Il contributo per l’autonoma sistemazione può essere concesso a un nucleo familiare proprietario di altra abitazione libera e agibile nello stesso comune o nei comuni limitrofi. Il Cas, infatti, è anche finalizzato a mitigare l’eventuale disagio arrecato al soggetto che lo richiede e che è stato costretto a trasferirsi al momento del sisma in altro immobile diverso da quello di dimora abituale.

La mia casa è inagibile e ho presentato al Comune la domanda per l’assegnazione di una Sae-Soluzione abitativa in emergenza. Nell’attesa della Sae, ho richiesto la sistemazione provvisoria in container ma, successivamente, ho trovato una soluzione migliore in affitto. Posso rinunciare al container e usufruire del Cas-Contributo di autonoma sistemazione?

Sì, è possibile, ma bisogna comunicare al Comune la rinuncia all’assegnazione del container.

Come si fa richiesta del Contributo di Autonoma Sistemazione?
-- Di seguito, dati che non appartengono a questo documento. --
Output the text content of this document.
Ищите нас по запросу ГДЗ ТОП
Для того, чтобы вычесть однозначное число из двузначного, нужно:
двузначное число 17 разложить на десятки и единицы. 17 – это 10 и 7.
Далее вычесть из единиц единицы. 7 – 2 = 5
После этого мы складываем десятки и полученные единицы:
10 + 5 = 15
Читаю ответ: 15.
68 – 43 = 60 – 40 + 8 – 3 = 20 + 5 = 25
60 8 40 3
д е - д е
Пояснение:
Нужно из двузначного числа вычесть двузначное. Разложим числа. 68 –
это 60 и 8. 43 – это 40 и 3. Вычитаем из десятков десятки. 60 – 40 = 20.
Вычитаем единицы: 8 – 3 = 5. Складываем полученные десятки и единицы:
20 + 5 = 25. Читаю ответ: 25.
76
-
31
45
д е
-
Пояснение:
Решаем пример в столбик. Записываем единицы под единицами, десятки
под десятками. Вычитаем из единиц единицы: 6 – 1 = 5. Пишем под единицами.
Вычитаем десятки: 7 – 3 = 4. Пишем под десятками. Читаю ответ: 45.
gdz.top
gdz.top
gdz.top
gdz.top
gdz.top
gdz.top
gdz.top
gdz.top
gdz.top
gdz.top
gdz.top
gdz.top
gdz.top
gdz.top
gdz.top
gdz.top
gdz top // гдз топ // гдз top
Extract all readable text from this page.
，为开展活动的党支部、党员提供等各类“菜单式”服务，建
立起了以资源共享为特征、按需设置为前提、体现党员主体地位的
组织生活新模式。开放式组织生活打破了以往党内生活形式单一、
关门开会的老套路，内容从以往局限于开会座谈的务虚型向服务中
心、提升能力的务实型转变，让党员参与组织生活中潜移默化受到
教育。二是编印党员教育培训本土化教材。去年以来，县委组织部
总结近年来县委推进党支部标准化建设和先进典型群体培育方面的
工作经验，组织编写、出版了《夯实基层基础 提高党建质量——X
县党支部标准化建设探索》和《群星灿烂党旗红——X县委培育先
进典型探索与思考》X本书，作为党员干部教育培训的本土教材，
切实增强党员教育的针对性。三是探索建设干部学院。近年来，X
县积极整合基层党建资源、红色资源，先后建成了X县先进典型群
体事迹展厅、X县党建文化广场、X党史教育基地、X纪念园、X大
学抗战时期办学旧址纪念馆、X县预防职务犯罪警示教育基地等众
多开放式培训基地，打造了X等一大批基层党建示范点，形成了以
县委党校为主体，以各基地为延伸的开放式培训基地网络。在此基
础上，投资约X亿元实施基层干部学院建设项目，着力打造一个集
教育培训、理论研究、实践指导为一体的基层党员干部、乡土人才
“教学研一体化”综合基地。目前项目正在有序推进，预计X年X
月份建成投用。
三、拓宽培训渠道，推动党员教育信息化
I soggetti interessati al contributo, in rappresentanza del proprio nucleo familiare, devono presentare al proprio Comune di residenza un’istanza in forma di autocertificazione. La domanda dovrà essere compilata usando un apposito modulo in cui si indicherà:
• la composizione del nucleo familiare;
• l’indirizzo dell’abitazione nella quale alla data del terremoto o del 24 agosto, o del 26 ottobre o del 30 ottobre, lo stesso risiedeva stabilmente;
• se l’abitazione sia stata sgomberata o distrutta in tutto o in parte;
• se il nucleo familiare include persone con più di 65 anni, persone con handicap o con invalidità non inferiore al 67%;
• qualunque titolo in grado di legittimare l’uso dell’abitazione;
• la titolarità delle utenze di luce, gas, telefonia fissa o mobile;
• la titolarità di un contratto di locazione registrato se si è affittuari di immobili.

I cittadini interessati dalle scosse del 26 e 30 ottobre dovranno compilare e consegnare al Comune il “Modulo DC/AS – eventi sismici 26 e 30 ottobre 2016”, allegato alle indicazioni operative del 20 novembre. Per le richieste relative al terremoto del 24 agosto resta invece valido il modulo “Modulo DC/AS – Sisma 24 agosto 2016”, allegato alla circolare del 9 settembre 2016.